SEBASTEİON; 1979 yılında Prof. Kenan Erim tarafından bulunan ve tanrıça Afrodit ve Roma İmparatorluğun ilk imparatoru olan Julia Cladius sülalesine adanmış büyük bir tapınak kompleksidir. Yapımı süresince birkaç deprem geçirmiş ve hasar görse de onarılarak tamamlanmış bir yapıdır. Aşağıdaki resimde esasen merdiven ile çıkılan alanda bir tapınak yapısı bulunmakta idi. Fakat bu yapı maalesef günümüze kadar varlığını sürdürememiştir. 12 mt ye 90 mt ölçülerindeki tamamı mermerden yapılmış bu tapınak kompleksinin her iki uzun kenarındaki stoalar 90 mt uzunluğa ve 12 mt yüksekliğe sahipti. Bu stoalar üç katlı olup, alt kat Dor düzeninde, orta kar İon düzeninde ve 3. kat Korint düzeninde sütunlar ile inşa edilmiş ve araları da mermer kabartmalar ile süslenmişti.

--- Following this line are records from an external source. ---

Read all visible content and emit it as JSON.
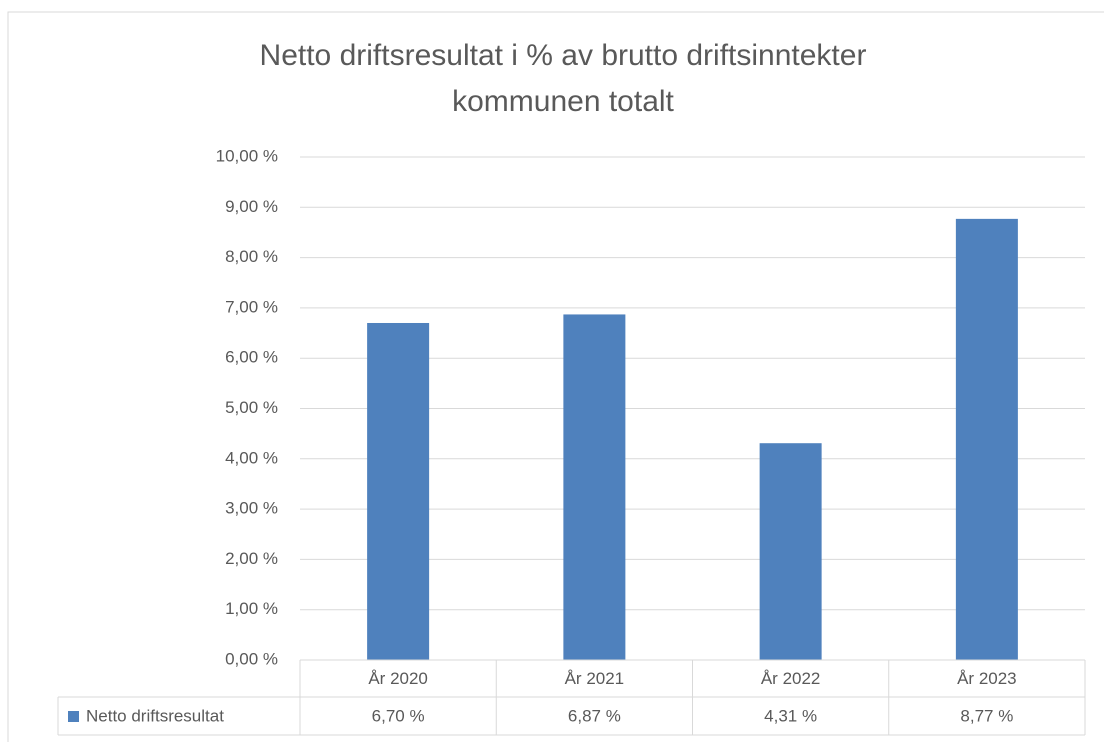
{
  "chart_data": {
    "type": "bar",
    "title": [
      "Netto driftsresultat i % av brutto driftsinntekter",
      "kommunen totalt"
    ],
    "categories": [
      "År 2020",
      "År 2021",
      "År 2022",
      "År 2023"
    ],
    "series": [
      {
        "name": "Netto driftsresultat",
        "color": "#4f81bd",
        "values": [
          6.7,
          6.87,
          4.31,
          8.77
        ],
        "value_labels": [
          "6,70 %",
          "6,87 %",
          "4,31 %",
          "8,77 %"
        ]
      }
    ],
    "ylim": [
      0,
      10
    ],
    "yticks": [
      {
        "value": 0,
        "label": "0,00 %"
      },
      {
        "value": 1,
        "label": "1,00 %"
      },
      {
        "value": 2,
        "label": "2,00 %"
      },
      {
        "value": 3,
        "label": "3,00 %"
      },
      {
        "value": 4,
        "label": "4,00 %"
      },
      {
        "value": 5,
        "label": "5,00 %"
      },
      {
        "value": 6,
        "label": "6,00 %"
      },
      {
        "value": 7,
        "label": "7,00 %"
      },
      {
        "value": 8,
        "label": "8,00 %"
      },
      {
        "value": 9,
        "label": "9,00 %"
      },
      {
        "value": 10,
        "label": "10,00 %"
      }
    ],
    "grid": true
  }
}
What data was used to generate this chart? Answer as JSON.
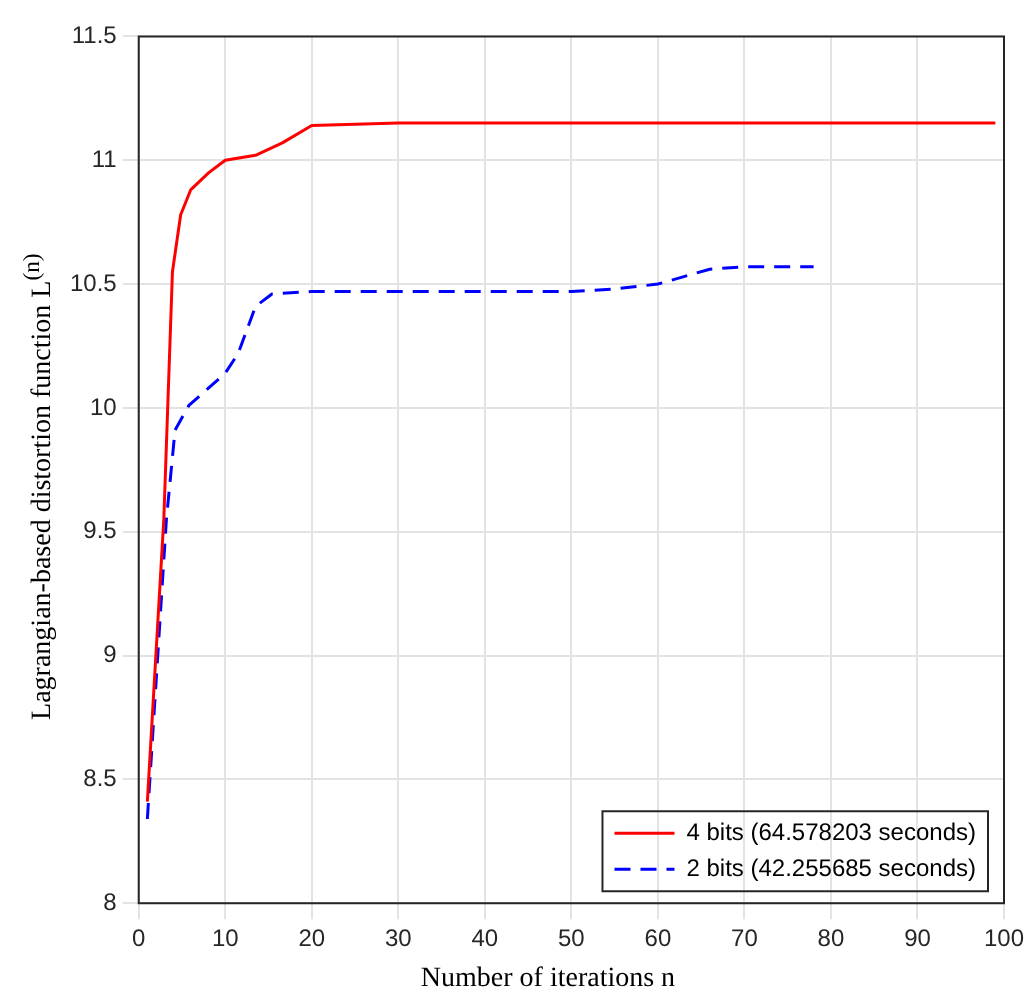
{
  "chart_data": {
    "type": "line",
    "xlabel": "Number of iterations n",
    "ylabel": "Lagrangian-based distortion function L$^{(n)}$",
    "xlim": [
      0,
      100
    ],
    "ylim": [
      8,
      11.5
    ],
    "xticks": [
      0,
      10,
      20,
      30,
      40,
      50,
      60,
      70,
      80,
      90,
      100
    ],
    "yticks": [
      8,
      8.5,
      9,
      9.5,
      10,
      10.5,
      11,
      11.5
    ],
    "grid": true,
    "legend": "bottom right",
    "marker": "none",
    "series": [
      {
        "name": "4 bits (64.578203 seconds)",
        "color": "#ff0000",
        "line_style": "solid",
        "x": [
          1,
          2.9,
          3.9,
          4.85,
          6,
          8.1,
          10,
          13.5,
          16.6,
          20,
          30,
          50,
          70,
          99
        ],
        "values": [
          8.41,
          9.55,
          10.55,
          10.78,
          10.88,
          10.95,
          11.0,
          11.02,
          11.07,
          11.14,
          11.15,
          11.15,
          11.15,
          11.15
        ]
      },
      {
        "name": "2 bits (42.255685 seconds)",
        "color": "#0000ff",
        "line_style": "dashed",
        "x": [
          1,
          3.2,
          4.2,
          5.8,
          10,
          11.5,
          13.5,
          15.4,
          20,
          30,
          50,
          55,
          60,
          63,
          66,
          70,
          78
        ],
        "values": [
          8.34,
          9.55,
          9.91,
          10.01,
          10.14,
          10.22,
          10.41,
          10.46,
          10.47,
          10.47,
          10.47,
          10.48,
          10.5,
          10.53,
          10.56,
          10.57,
          10.57
        ]
      }
    ]
  }
}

TETRAPYLON (Anıtsal Tören Kapısı); M.S. 3 yy da inşa edilen bu kapı ile kutsal alana girilmektedir. Bu kutsal alanı çevreleyen kolonlar, kemerler, kabartmalar ve frizler mevcuttu.. Afrodit tapınağının hemen önünde yer alan Tetrapylon şehre gelenleri karşılayan görkemli bir mimari eserdi.

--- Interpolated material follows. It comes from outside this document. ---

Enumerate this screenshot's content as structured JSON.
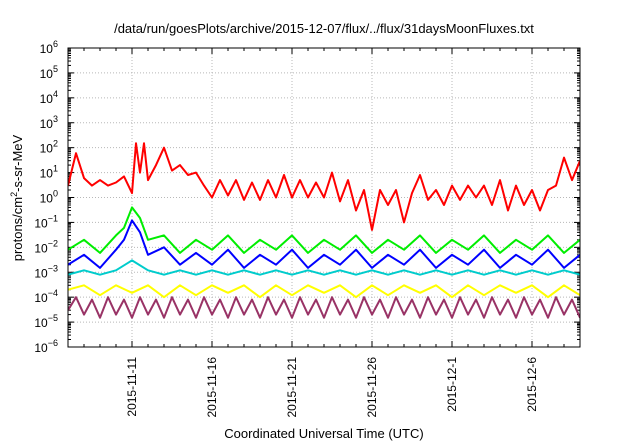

Hadrian Hamamı: Roma imparatoru Hadrian Anadolu’ya yaptığı seyahatlerin birisinde Aphrodisias’a gelmiştir.Kent meclisi bu ziyaretin anısına bu hamam kompleksini yaptırmışlardır. Hamam erkek ve kadınların ayrı ayrı yıkandıkları iki büyük bölümden oluşmaktadır. Hamamda soyunma-giyinme (apodetarium), soğukluk(frigadarium), Ilıklık(tepidarium) ve sıcaklık(kaldarium) bölümleri bulunmaktadır. Yapının ortasında sığ bir kare havuz bulunan ikinci bir avlu da yer alır.
Güney Agora: Şehrin ikinci kamusal meydanıdır ve sırtını Kuzey Agora’ya yaslamıştır. Uzun ve sütunlarla çevrili bir meydan olan Güney Agora’nın (215 X 70 m) en erken yapılmış bölümü olan kuzey stoa, yerli bir aristokrat olan Diogenes tarafından İmparator Tiberius’a (M.S. 14-37) ithafen yaptırılmıştır. 1980’li yıllarda başlayan kazı çalışmalarında agoranın ortasonda anıtsal bir havuz yapısı(170 mt x 30 mt) kalıntıları gün yüzüne çıkartılmaya başlamıştır. 2012’de hızlanan kazılar ile bu yapı her geçen gün daha da gün yüzüne çıkmaktadır. Aşağıdaki fotograflardan sol taraftaki Afrodisyas’ı 2000’li yılların başındaki ziyaretimizde çektiğimiz Güney Agora fotografı olup, sağdaki ise 2018 yılında çektiğimiz Güney Agora fotografıdır.
Müze: Ören yerini gezdikten sonra Müze’de sergilenen heykelleri ve küçük eserleri inceleyebilir, yanlarındaki bilgilendirmeleri okuyarak kabartma ve heykeller hakkında daha çok deyatlı bilgi alabilirsiniz.